MICRO credentials are a key part of a new initiative that will fast-track British Columbians to gain the education and skills they need for high-demand jobs.
“Micro credentials are an exciting new initiative for B.C. post-secondary education that will enable learners to get the education and skills they need to access high-demand jobs,” said Anne Kang, Minister of Advanced Education and Skills Training. “My ministry worked with the post-secondary sector, which was quick to accept the challenge to develop and implement micro-credential offerings that would suit learners from a wide range of employment or education backgrounds. I’m confident that the first wave of 24 micro credentials will help people get the skills they need to get back to work and get ahead.”
A total investment of $4 million ($2 million from the Province and $2 million through the Canada-BC Workforce Development Agreement) has enabled 15 public post-secondary institutions to provide short-duration micro credentials for more than 2,000 British Columbians who need to reskill or upskill, so they can take advantage of opportunities in high-demand sectors. These will be especially helpful for those individuals whose employment has been impacted by COVID-19.
“Today’s micro-credentials announcement is an important part of the Province’s economic recovery plan, where $47.5 million is being invested to help thousands of people upskill or reskill to find their place in the post COVID-19 economy,” said Janet Routledge, MLA for Burnaby North. “I’m so proud that Burnaby and communities across the province will benefit from these micro credentials, as people find opportunities to quickly put their new skills to work for themselves, their families and their communities.”
Micro credentials represent an opportunity for learners to access post-secondary education or to enhance their recognized education and skills. Many micro credentials will be credited or recognized as a launching pad toward completion of longer programs. Over time, micro credentials could become “stackable.” This means learners may have the opportunity to combine individual micro credentials to earn full credentials, such as certificates and diplomas.
Because the training that leads to micro credentials is short in duration, learners who have family or work obligations can access training when it suits them, without the time and cost commitment of typical post-secondary education.
The ministry sought proposals from B.C.’s public post-secondary institutions to develop and implement high-demand micro credentials.
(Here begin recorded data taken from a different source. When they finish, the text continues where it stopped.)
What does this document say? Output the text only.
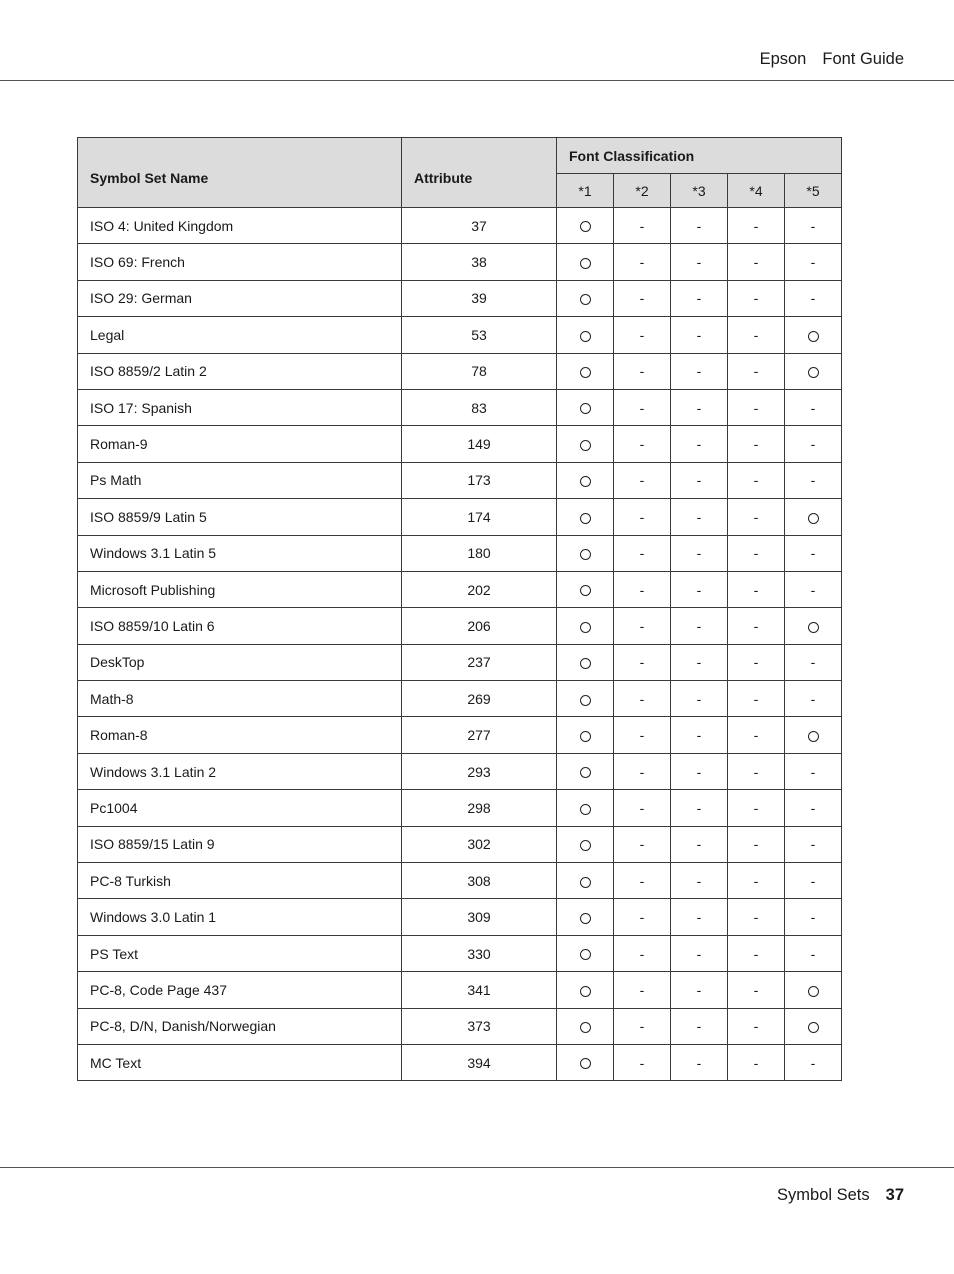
Epson Font Guide
Symbol Set Name	Attribute	Font Classification				
		*1	*2	*3	*4	*5
ISO 4: United Kingdom	37		-	-	-	-
ISO 69: French	38		-	-	-	-
ISO 29: German	39		-	-	-	-
Legal	53		-	-	-	
ISO 8859/2 Latin 2	78		-	-	-	
ISO 17: Spanish	83		-	-	-	-
Roman-9	149		-	-	-	-
Ps Math	173		-	-	-	-
ISO 8859/9 Latin 5	174		-	-	-	
Windows 3.1 Latin 5	180		-	-	-	-
Microsoft Publishing	202		-	-	-	-
ISO 8859/10 Latin 6	206		-	-	-	
DeskTop	237		-	-	-	-
Math-8	269		-	-	-	-
Roman-8	277		-	-	-	
Windows 3.1 Latin 2	293		-	-	-	-
Pc1004	298		-	-	-	-
ISO 8859/15 Latin 9	302		-	-	-	-
PC-8 Turkish	308		-	-	-	-
Windows 3.0 Latin 1	309		-	-	-	-
PS Text	330		-	-	-	-
PC-8, Code Page 437	341		-	-	-	
PC-8, D/N, Danish/Norwegian	373		-	-	-	
MC Text	394		-	-	-	-
Symbol Sets 37
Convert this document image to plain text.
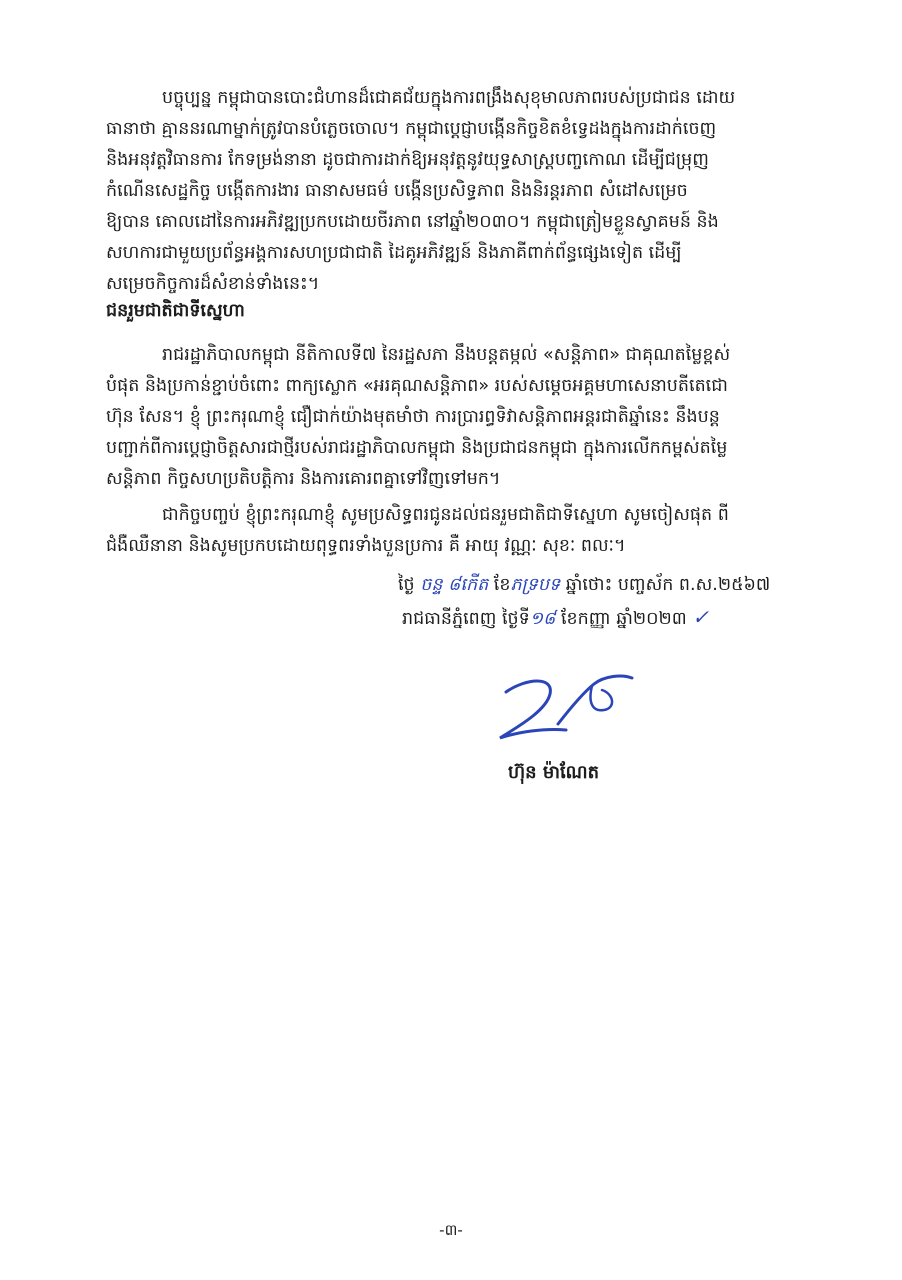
បច្ចុប្បន្ន កម្ពុជាបានបោះជំហានដ៏ជោគជ័យក្នុងការពង្រឹងសុខុមាលភាពរបស់ប្រជាជន ដោយ
ធានាថា គ្មាននរណាម្នាក់ត្រូវបានបំភ្លេចចោល។ កម្ពុជាប្តេជ្ញាបង្កើនកិច្ចខិតខំទ្វេដងក្នុងការដាក់ចេញ
និងអនុវត្តវិធានការ កែទម្រង់នានា ដូចជាការដាក់ឱ្យអនុវត្តនូវយុទ្ធសាស្ត្របញ្ចកោណ ដើម្បីជម្រុញ
កំណើនសេដ្ឋកិច្ច បង្កើតការងារ ធានាសមធម៌ បង្កើនប្រសិទ្ធភាព និងនិរន្តរភាព សំដៅសម្រេច
ឱ្យបាន គោលដៅនៃការអភិវឌ្ឍប្រកបដោយចីរភាព នៅឆ្នាំ២០៣០។ កម្ពុជាត្រៀមខ្លួនស្វាគមន៍ និង
សហការជាមួយប្រព័ន្ធអង្គការសហប្រជាជាតិ ដៃគូអភិវឌ្ឍន៍ និងភាគីពាក់ព័ន្ធផ្សេងទៀត ដើម្បី
សម្រេចកិច្ចការដ៏សំខាន់ទាំងនេះ។
ជនរួមជាតិជាទីស្នេហា
រាជរដ្ឋាភិបាលកម្ពុជា នីតិកាលទី៧ នៃរដ្ឋសភា នឹងបន្តតម្កល់ «សន្តិភាព» ជាគុណតម្លៃខ្ពស់
បំផុត និងប្រកាន់ខ្ជាប់ចំពោះ ពាក្យស្លោក «អរគុណសន្តិភាព» របស់សម្តេចអគ្គមហាសេនាបតីតេជោ
ហ៊ុន សែន។ ខ្ញុំ ព្រះករុណាខ្ញុំ ជឿជាក់យ៉ាងមុតមាំថា ការប្រារព្ធទិវាសន្តិភាពអន្តរជាតិឆ្នាំនេះ នឹងបន្ត
បញ្ជាក់ពីការប្តេជ្ញាចិត្តសារជាថ្មីរបស់រាជរដ្ឋាភិបាលកម្ពុជា និងប្រជាជនកម្ពុជា ក្នុងការលើកកម្ពស់តម្លៃ
សន្តិភាព កិច្ចសហប្រតិបត្តិការ និងការគោរពគ្នាទៅវិញទៅមក។
ជាកិច្ចបញ្ចប់ ខ្ញុំព្រះករុណាខ្ញុំ សូមប្រសិទ្ធពរជូនដល់ជនរួមជាតិជាទីស្នេហា សូមចៀសផុត ពី
ជំងឺឈឺនានា និងសូមប្រកបដោយពុទ្ធពរទាំងបួនប្រការ គឺ អាយុ វណ្ណៈ សុខៈ ពលៈ។
ថ្ងៃ ចន្ទ ៨កើត ខែភទ្របទ ឆ្នាំថោះ បញ្ចស័ក ព.ស.២៥៦៧
រាជធានីភ្នំពេញ ថ្ងៃទី១៨ ខែកញ្ញា ឆ្នាំ២០២៣ ✓
ហ៊ុន ម៉ាណែត
-៣-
Twenty-four micro credentials were selected for development and initial offering prior to the end of March 2021. Micro credentials offered include courses related to essential workplace skills, CleanBC and climate action, technology and emerging economies, health and human services, and construction maintenance.
This investment in micro credentials is part of StrongerBC: BC’s Economic Recovery Plan, helping thousands of people upskill or reskill and find their place in the post-COVID-19 economy. The plan outlines the steps government is taking to help people, businesses and communities recover and come out of COVID-19 stronger and better prepared to meet the challenges ahead. StrongerBC is part of B.C.’s $10-billion COVID-19 response, which protects people’s health and livelihoods, while supporting businesses and communities.
Kathy Kinloch, President, British Columbia Institute of Technology (BCIT), said: “BCIT’s micro credentials give learners a unique opportunity to efficiently upskill or reskill in high-demand industries, allowing them to leverage our unique education model and work towards a certificate, diploma or degree at their own pace. The new BCIT mass timber micro credential fulfils two important economic objectives. First, it reflects the Province’s sustainability goals and, second, provides training in the green technology and material that will be used to build BCIT’s new student housing development on our Burnaby campus. Alongside our micro credentials in digital transformation and natural resource and environmental protection, these educational pathways are an impressive and innovative contribution to B.C.’s economic recovery.”
* Over the next decade, approximately 80% of job openings in B.C. will require some form of post-secondary education.
* The impact of COVID-19 means many people will need to transition toward more in-demand jobs to support economic recovery.
* People who complete a micro credential may seek more post-secondary education or training, further improving their qualifications and expanding their career opportunities.
* The Canada-BC Workforce Development Agreement is a bilateral agreement providing federal funding to the Province for labour-market programming. It supports British Columbians through a range of skills training and employment supports.